A la veille du Congrès Mission qui se déroulera cette année à Paris du 30 septembre au 2 octobre, la revue trimestrielle Mission a souhaité connaître le profil et les habitudes de l’ensemble du peuple de baptisés de France, afin de mieux cerner leurs attentes. Une population négligée (les enquêtes se penchent le plus souvent sur les catholiques “pratiquants”), complexe, au regard des multiples manières de vivre ou non la foi reçue le jour de son baptême, et évoquant différentes raisons pour expliquer son éloignement (ennui, doute, désintérêt, déception, désaccord avec la morale de l’Église…). Une réalité difficile à appréhender donc, mais qui demeure le visage de l’Eglise, celui de la grande communauté des enfants de Dieu. Des baptisés qui demandent à être accueillis, accompagnés, lorsque occasionnellement ils sont en contact avec des croyants “zélés”. Un véritable terreau pour la mission.
Menée auprès d’un échantillon de 1.020 personnes, l’enquête, présentée ce mardi 27 septembre, confirme une tendance générale au délaissement de la pratique religieuse, et ce même chez les personnes baptisées. Selon les résultats de l’enquête, 80% des Français sont actuellement baptisés, contre 92% en 1961. Un pourcentage gonflé par les personnes les plus âgées, et qui s’amenuise au fur et à mesure du renouvellement des générations : aujourd’hui, seuls 59% des 18-24 ans sont baptisés.
Néanmoins, l’enquête dévoile aussi des signes d’espérance, soulève d’étonnants paradoxes et donne quelques pistes pour mieux cerner ces baptisés qui s’éloignent des églises. Une réjouissance pour commencer : des demandes de baptême formulées par de jeunes adultes.
La majorité des demandes de baptême d’adultes provient des 25-34 ans
Parmi les baptisés français, la grande majorité (97%) ont reçu le sacrement enfant, par décision de leurs parents. Ils sont 3% à avoir demandé le baptême plus tard, par décision personnelle. Une démarche de catéchuménat entreprise le plus souvent par des jeunes de moins de 35 ans, et plus précisément par les 25-34 ans. Dans cette tranche d’âge, ils sont 92% à avoir reçu le baptême enfant et 8% à en avoir fait la demande plus tard. Des baptêmes “tardifs” observés plutôt dans les milieux populaires.

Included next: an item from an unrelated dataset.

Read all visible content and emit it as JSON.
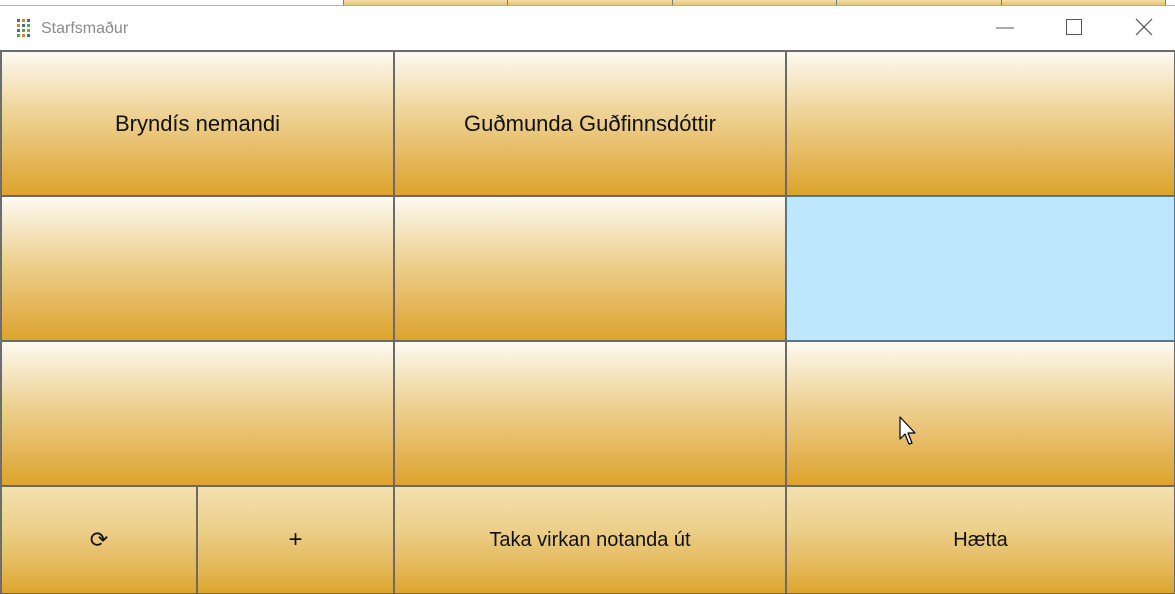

Deux modalités d’accès au baptême qui ne sont pas comparables. “Le baptême d’un enfant ritualise l’entrée dans un groupe social, tandis que le baptême volontaire de l’adulte est un acte de construction de soi”, souligne le sociologue Yann Raison du Cleuziou. “Il est illusoire de croire que l’un peut remplacer l’autre. Les baptêmes d’adultes ne pallieront jamais le déclin des baptêmes d’enfants parce que ceux-ci sont la mesure d’un ancrage culturel et que celui-ci s’amenuise”. Pour le sociologue, la démarche individuelle ne peut être un modèle d’évangélisation à l’échelle d’une société, car “c’est par l’imprégnation sociale et culturelle que les populations intègrent leurs convictions religieuses”.
Quelques paradoxes
L’étude soulève certains paradoxes, aussi bien dans la pratique religieuse que dans une forme de dévotion populaire observée chez les baptisés non croyants. Premier paradoxe, le baptême n’est pas (plus) considéré comme un signe indélébile d’appartenance à la religion catholique. En effet, 28% de baptisés se déclarent non catholiques.
“Ces catholiques dormants manifestent des signes tangibles d’appartenance à l’Eglise”
Ensuite, l’enquête met en lumière la diversité des pratiques chez les baptisés : 30% se déclarent “catholiques croyants”, 42% “catholiques non croyants” et 28% se disent “non catholiques”. Chez les catholiques croyants, seuls 3% vont à la messe tous les dimanches. La messe n’est plus un élément fédérateur : 15% des baptisés “croyants” n’y vont que rarement, mais sont engagés par ailleurs dans des actes de solidarité.
Autre élément paradoxal, le maintien d’une certaine ferveur populaire. 53% des baptisés qui se déclarent non croyants reconnaissent allumer des cierges dans les églises, 31% prient Dieu, la Vierge Marie ou les saints, 35% fréquentent les sanctuaires ou lieux de pèlerinage, 30% vont à la messe pour les grandes fêtes. “Ces catholiques dormants manifestent des signes tangibles d’appartenance à l’Eglise”, constate Samuel Pruvot, directeur de la rédaction de la revue Mission. “Nous ne savons plus les lire ou les entendre”, regrette-t-il. Un défi majeur se dessine donc pour les disciples missionnaires aujourd’hui : celui d’entendre le cri du reste des baptisés, et de trouver une manière d’y répondre en les rejoignant là où ils sont.